Am I keeping this baby? Not?

I have no bloody clue, can’t believe I’m asking the question. I’ll never make that kind of decision without Knox. It’s his baby, too, and he has every right to be a part of whatever happens. But…God.

Knox.

Jesus, I’ve got to tell him. But I can’t do it now. Not today. Not with this new crisis looming.

Wycked Obsession is his baby. He’s had plenty to worry about with it, and this new strike against them is bound to wear on him further. We’ve got to get this sorted and a retraction of the accusation, at the very least. Then I can tell him.

It’s better that way.

A day. Maybe two. Right? And I can use the time to get my own thoughts together about it.

But…bollocks! I hate keeping this secret. On the other hand, I can’t bring myself to add to his burden.

I tip back against the wall next to the bathroom door as the word echoes in my head. Burden.

His burden? Is that what I’ll be? What my—our—baby will be?

I have no bloody clue. We don’t know each other well enough for me to be able to answer that. So what the bloody fucking hell am I doing pregnant with this man’s baby?

Too late to ask that question, luv, my better sense reminds me. You should have thought about details like that when you were playing free and easy with your schedule. You should have known for sure when you were due for your shot.

Maybe so. I take a deep breath. I can’t deny the very irresponsible truth to the fact that I wasn’t. But it wasn’t deliberate. I thought I knew!

And how many accidental pregnancies are the result of that kind of thinking?

I bang my head back against the wall and close my eyes. What the hell am I going to do? When am I going to do it? And how?

“Hey, English.” Knox is next to me suddenly, his arm around my waist, and he drops his head for a quick kiss. “What’s wrong?”

I straighten and look at him. He’s showered and dressed, too, in a pair of tight, hip-hugging jeans and a well-washed Metallica T-shirt. It cradles his chest, his biceps, and I just want to fall into him. Take comfort from his body and pour out the whole sorry tale.

“Nothing.” I force a smile and shake my head, but I do sneak a quick hug against him, my head on his chest. “Just thinking of how best to make this rubbish go away for Noah.”

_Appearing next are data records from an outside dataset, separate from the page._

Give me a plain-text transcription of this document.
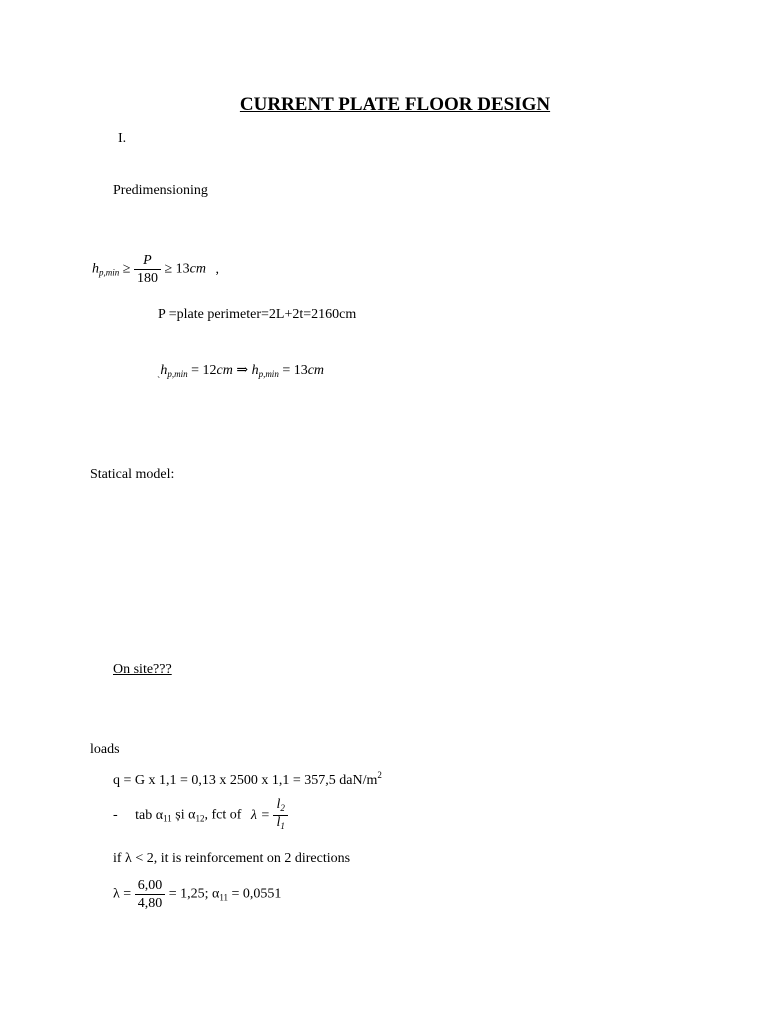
CURRENT PLATE FLOOR DESIGN
I.
Predimensioning
$h_{p,min} \ge \frac{P}{180} \ge 13cm$ ,
P =plate perimeter=2L+2t=2160cm
$_`h_{p,min} = 12cm$ ⇒ $h_{p,min} = 13cm$
Statical model:
On site???
loads
q = G x 1,1 = 0,13 x 2500 x 1,1 = 357,5 daN/$m^2$
- tab $\alpha_{11}$ și $\alpha_{12}$, fct of $\lambda = \frac{l_2}{l_1}$
if λ < 2, it is reinforcement on 2 directions
$\lambda = \frac{6,00}{4,80} = 1,25$; $\alpha_{11} = 0,0551$
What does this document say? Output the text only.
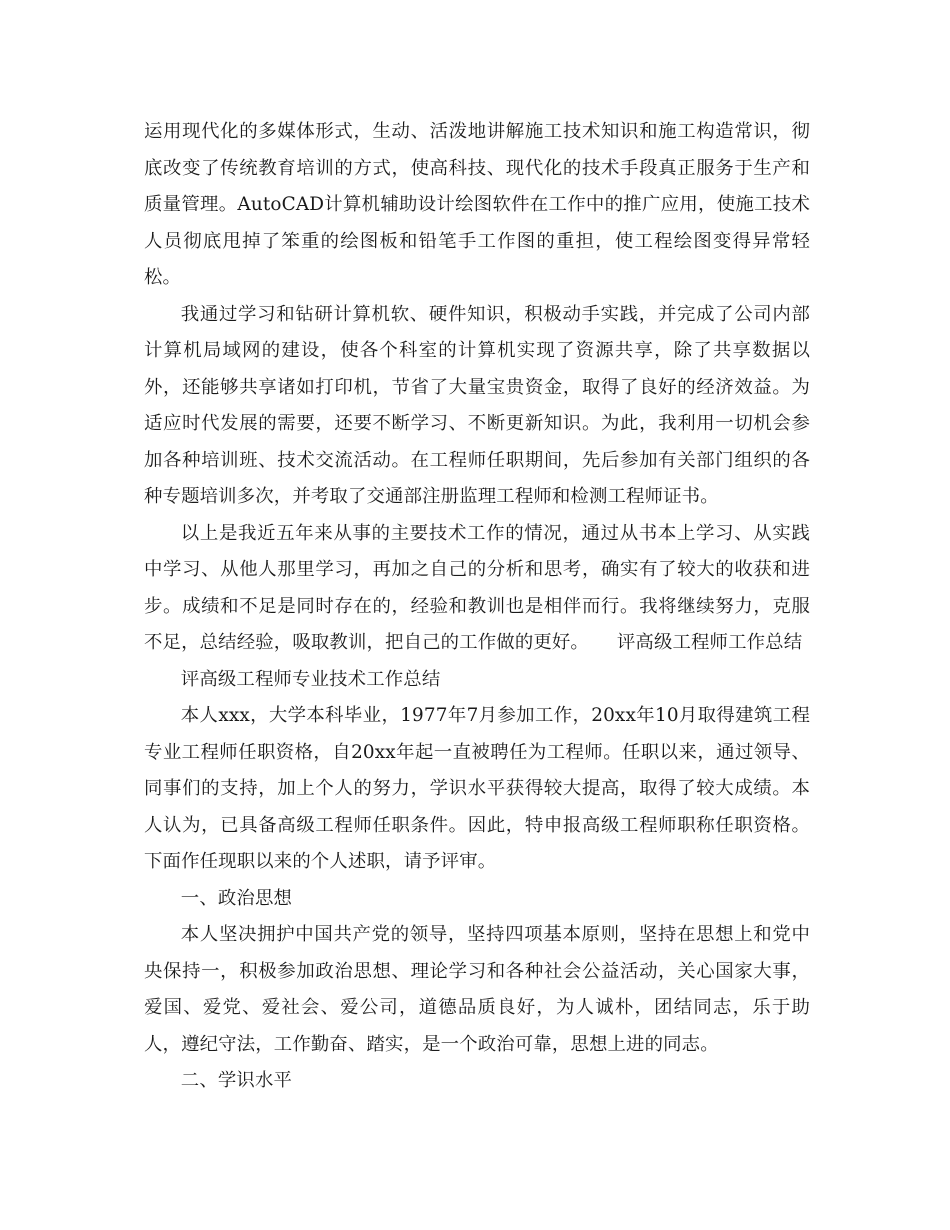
运用现代化的多媒体形式，生动、活泼地讲解施工技术知识和施工构造常识，彻底改变了传统教育培训的方式，使高科技、现代化的技术手段真正服务于生产和质量管理。AutoCAD计算机辅助设计绘图软件在工作中的推广应用，使施工技术人员彻底甩掉了笨重的绘图板和铅笔手工作图的重担，使工程绘图变得异常轻松。

我通过学习和钻研计算机软、硬件知识，积极动手实践，并完成了公司内部计算机局域网的建设，使各个科室的计算机实现了资源共享，除了共享数据以外，还能够共享诸如打印机，节省了大量宝贵资金，取得了良好的经济效益。为适应时代发展的需要，还要不断学习、不断更新知识。为此，我利用一切机会参加各种培训班、技术交流活动。在工程师任职期间，先后参加有关部门组织的各种专题培训多次，并考取了交通部注册监理工程师和检测工程师证书。

以上是我近五年来从事的主要技术工作的情况，通过从书本上学习、从实践中学习、从他人那里学习，再加之自己的分析和思考，确实有了较大的收获和进步。成绩和不足是同时存在的，经验和教训也是相伴而行。我将继续努力，克服不足，总结经验，吸取教训，把自己的工作做的更好。　　评高级工程师工作总结

评高级工程师专业技术工作总结

本人xxx，大学本科毕业，1977年7月参加工作，20xx年10月取得建筑工程专业工程师任职资格，自20xx年起一直被聘任为工程师。任职以来，通过领导、同事们的支持，加上个人的努力，学识水平获得较大提高，取得了较大成绩。本人认为，已具备高级工程师任职条件。因此，特申报高级工程师职称任职资格。下面作任现职以来的个人述职，请予评审。

一、政治思想

本人坚决拥护中国共产党的领导，坚持四项基本原则，坚持在思想上和党中央保持一，积极参加政治思想、理论学习和各种社会公益活动，关心国家大事，爱国、爱党、爱社会、爱公司，道德品质良好，为人诚朴，团结同志，乐于助人，遵纪守法，工作勤奋、踏实，是一个政治可靠，思想上进的同志。

二、学识水平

Knox drops a surprisingly tender kiss on the top of my head. Surprising, because he was so angry before. Not at me, no, but he’s a man of strong emotion. I didn’t expect softness from him so soon.

“Talk to Baz. He’s a miracle worker. If anybody can get control of this shit, it’s the two of you.”

I smile up at him. Gratified surprise warms me. “You think so?”

“I know so.” He doesn’t smile, which would probably be too much under the circumstances, but his expression seems lighter somehow. “We’re lucky to have you.”

Lucky to have you.

He says that now. But will he feel the same way when I tell him I’m carrying his baby?